Hebat! Mahasiswa PBI UM Metro: Balqis Fadila Rahma Sandra, Sukses Tembus Jurnal Terakreditasi Sinta 2
METRO – Prestasi membanggakan kembali diukir oleh civitas akademika Universitas Muhammadiyah (UM) Metro. Kali ini, Balqis Fadila Rahma Sandra, mahasiswa Program Studi Pendidikan Bahasa Inggris (PBI) yang saat ini sedang menempuh perkuliahan di Semester VI, berhasil menembus ketatnya persaingan publikasi ilmiah dengan menerbitkan artikelnya di jurnal eksternal bereputasi nasional terakreditasi Sinta 2.

Artikel ilmiah hasil risetnya tersebut diterbitkan dalam English Review: Journal of English Education Vol. 14 No. 2. Dalam menyusun penelitian ini, Balqis tidak sendirian. Ia dibimbing dan berkolaborasi dengan dua dosen hebat PBI UM Metro, yaitu Dedy Subandowo, Ph.D. dan Amirudin Latif, M.Pd.
Mengangkat Tren Bahasa Gen Z di Instagram
Penelitian Balqis yang berjudul "Digital Linguistic Creativity (DLC) in Indonesian Gen Z Instagram Captions: A Sociolinguistic Analysis" mengangkat topik yang sangat dekat dengan realitas media sosial saat ini. Ia membedah kreativitas berbahasa generasi Z (kelahiran 1997–2012) di Indonesia dalam menggunakan bahasa Inggris pada caption Instagram mereka.
Menggunakan desain deskriptif kualitatif, penelitian ini menganalisis 124 caption yang diunggah sepanjang tahun 2025 hingga 2026. Berdasarkan hasil analisis kebahasaan, ditemukan fakta menarik mengenai tren kreativitas digital (Digital Linguistic Creativities/DLC) yang paling sering digunakan oleh Gen Z:
-
Kreativitas Ortografis (43%): Menjadi tren tertinggi karena variasi pola tulisannya dinilai paling efektif untuk menarik perhatian netizen.
-
Kreativitas Leksikal (30%): Menduduki peringkat kedua dalam variasi pemilihan kosakata.
-
Kreativitas Semiotik (25%): Penggunaan tanda atau simbol digital berada di posisi ketiga.
-
Kreativitas Morfologis (2%): Menjadi yang paling sedikit digunakan karena membutuhkan analisis pembentukan kata yang lebih kompleks.
Lebih dari Sekadar Gaya, Ada Identitas di Balik Caption
Tidak sekadar menghitung angka, penelitian kolaboratif mahasiswa dan dosen PBI ini juga mengupas lanskap sosiolinguistik di balik fenomena tersebut. Hasil riset menunjukkan bahwa caption Instagram yang dibuat oleh Gen Z bukan hanya sekadar identitas personal, melainkan juga bentuk penegasan identitas kelompok di dalam komunitas online mereka.
Selain itu, melalui pendekatan stance taking (sikap berbahasa), terungkap bahwa pembuatan caption oleh Gen Z didasari oleh tindakan berbasis pengetahuan (knowledge-driven action), intersubjektivitas, serta ekspresi emosional yang kuat (affective stance).
Keberhasilan Balqis menembus jurnal Sinta 2 di usia yang terbilang muda (semester VI) membuktikan bahwa mahasiswa PBI UM Metro mampu bersaing secara akademis di tingkat nasional dan peka terhadap fenomena linguistik modern yang terus berkembang.

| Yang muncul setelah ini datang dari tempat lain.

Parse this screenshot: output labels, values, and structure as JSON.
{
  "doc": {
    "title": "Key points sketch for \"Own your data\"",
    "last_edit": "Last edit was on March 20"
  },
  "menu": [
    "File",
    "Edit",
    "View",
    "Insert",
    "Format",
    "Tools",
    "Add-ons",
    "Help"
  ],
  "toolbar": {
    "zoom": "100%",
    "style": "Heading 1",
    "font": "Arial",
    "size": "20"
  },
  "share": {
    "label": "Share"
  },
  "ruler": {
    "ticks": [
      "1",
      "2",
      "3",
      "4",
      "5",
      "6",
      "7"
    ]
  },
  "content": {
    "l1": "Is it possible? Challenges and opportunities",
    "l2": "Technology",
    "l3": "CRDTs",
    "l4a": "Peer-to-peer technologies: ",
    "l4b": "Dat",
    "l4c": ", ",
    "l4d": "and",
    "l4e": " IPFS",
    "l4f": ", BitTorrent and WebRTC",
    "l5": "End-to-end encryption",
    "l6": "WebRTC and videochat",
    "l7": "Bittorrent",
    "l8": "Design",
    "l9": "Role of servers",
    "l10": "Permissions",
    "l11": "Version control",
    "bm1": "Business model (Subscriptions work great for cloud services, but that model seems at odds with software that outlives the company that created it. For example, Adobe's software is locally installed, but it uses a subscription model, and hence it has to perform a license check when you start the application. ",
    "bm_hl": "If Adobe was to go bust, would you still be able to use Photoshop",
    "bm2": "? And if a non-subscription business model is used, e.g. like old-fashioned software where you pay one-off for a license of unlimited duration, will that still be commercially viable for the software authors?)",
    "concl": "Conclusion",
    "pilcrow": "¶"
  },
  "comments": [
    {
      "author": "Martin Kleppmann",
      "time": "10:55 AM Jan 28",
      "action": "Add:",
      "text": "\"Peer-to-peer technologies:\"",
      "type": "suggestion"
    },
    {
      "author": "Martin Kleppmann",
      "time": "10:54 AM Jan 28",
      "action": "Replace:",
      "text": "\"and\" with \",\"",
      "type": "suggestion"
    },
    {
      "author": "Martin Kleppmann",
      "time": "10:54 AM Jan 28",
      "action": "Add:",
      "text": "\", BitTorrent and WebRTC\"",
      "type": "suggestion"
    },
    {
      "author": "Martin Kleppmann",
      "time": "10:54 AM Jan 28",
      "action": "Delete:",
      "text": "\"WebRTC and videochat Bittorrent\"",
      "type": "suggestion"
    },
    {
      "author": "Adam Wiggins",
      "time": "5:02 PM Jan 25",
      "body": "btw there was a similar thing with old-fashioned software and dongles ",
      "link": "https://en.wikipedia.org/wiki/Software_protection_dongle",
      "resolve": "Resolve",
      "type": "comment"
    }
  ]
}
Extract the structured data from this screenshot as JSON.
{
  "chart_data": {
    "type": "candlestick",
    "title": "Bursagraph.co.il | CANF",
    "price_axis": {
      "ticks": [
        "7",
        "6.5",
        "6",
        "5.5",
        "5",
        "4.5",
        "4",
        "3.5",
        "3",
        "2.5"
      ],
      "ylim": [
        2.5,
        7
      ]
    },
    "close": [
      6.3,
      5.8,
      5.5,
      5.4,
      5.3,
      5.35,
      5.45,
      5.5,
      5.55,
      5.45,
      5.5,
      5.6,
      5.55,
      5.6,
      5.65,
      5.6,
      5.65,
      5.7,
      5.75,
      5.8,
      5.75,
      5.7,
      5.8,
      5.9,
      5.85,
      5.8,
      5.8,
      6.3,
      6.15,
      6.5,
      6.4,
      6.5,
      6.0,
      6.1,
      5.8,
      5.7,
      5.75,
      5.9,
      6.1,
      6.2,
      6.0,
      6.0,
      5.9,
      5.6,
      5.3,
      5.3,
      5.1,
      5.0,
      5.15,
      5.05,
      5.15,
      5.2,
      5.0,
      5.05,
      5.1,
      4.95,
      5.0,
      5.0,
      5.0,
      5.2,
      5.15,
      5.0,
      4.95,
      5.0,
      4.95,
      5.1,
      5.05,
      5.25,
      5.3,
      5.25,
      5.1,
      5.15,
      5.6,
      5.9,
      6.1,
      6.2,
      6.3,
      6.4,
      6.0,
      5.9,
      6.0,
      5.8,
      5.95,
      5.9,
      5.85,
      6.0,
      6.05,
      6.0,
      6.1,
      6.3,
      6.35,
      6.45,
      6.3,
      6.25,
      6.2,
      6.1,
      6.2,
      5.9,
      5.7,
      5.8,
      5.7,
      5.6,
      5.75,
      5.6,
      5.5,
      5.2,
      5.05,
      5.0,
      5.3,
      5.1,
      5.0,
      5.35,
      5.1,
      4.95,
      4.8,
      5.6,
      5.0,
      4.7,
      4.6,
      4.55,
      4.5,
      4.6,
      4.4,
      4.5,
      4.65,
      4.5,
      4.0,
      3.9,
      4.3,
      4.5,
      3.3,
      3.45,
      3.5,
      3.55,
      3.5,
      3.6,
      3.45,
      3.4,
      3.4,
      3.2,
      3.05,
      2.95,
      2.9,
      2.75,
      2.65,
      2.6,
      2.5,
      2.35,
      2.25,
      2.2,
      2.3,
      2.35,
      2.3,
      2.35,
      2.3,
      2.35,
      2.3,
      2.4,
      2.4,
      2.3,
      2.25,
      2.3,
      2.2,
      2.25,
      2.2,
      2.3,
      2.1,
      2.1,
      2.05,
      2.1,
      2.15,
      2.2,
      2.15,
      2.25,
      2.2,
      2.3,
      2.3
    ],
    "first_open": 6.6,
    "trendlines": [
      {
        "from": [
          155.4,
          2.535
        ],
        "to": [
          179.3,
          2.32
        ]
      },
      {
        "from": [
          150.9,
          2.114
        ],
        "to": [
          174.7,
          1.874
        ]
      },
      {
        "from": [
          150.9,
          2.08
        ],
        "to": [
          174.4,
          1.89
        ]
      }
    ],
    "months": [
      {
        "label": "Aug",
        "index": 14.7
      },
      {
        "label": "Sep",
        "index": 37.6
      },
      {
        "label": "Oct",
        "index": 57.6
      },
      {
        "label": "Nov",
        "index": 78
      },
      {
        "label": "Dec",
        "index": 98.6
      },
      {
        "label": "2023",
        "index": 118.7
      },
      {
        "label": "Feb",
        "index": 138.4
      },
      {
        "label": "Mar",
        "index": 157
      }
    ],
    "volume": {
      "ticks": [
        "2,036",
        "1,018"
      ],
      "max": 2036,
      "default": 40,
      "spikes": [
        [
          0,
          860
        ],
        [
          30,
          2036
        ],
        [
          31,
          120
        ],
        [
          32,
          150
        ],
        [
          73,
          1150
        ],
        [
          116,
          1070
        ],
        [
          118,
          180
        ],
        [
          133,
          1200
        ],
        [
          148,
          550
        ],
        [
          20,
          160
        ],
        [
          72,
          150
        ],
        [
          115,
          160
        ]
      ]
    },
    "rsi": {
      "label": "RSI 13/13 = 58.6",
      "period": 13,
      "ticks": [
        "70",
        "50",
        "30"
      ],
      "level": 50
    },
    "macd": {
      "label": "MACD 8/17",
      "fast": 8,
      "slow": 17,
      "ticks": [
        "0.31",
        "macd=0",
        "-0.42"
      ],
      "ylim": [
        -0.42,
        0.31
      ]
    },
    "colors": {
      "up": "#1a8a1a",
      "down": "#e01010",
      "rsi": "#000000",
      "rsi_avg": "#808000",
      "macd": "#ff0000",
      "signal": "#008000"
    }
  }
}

Bagi yang tertarik untuk membaca lebih dalam mengenai analisis kreativitas bahasa Gen Z ini, artikel lengkap dapat diakses secara resmi melalui tautan berikut: English Review Journal - Balqis Fadila.
Selamat kepada Balqis Fadila Rahma Sandra, Dedy Subandowo, Ph.D., dan Amirudin Latif, M.Pd. Semoga prestasi ini menjadi pemantik semangat bagi mahasiswa UM Metro lainnya untuk terus berkarya dan meneliti!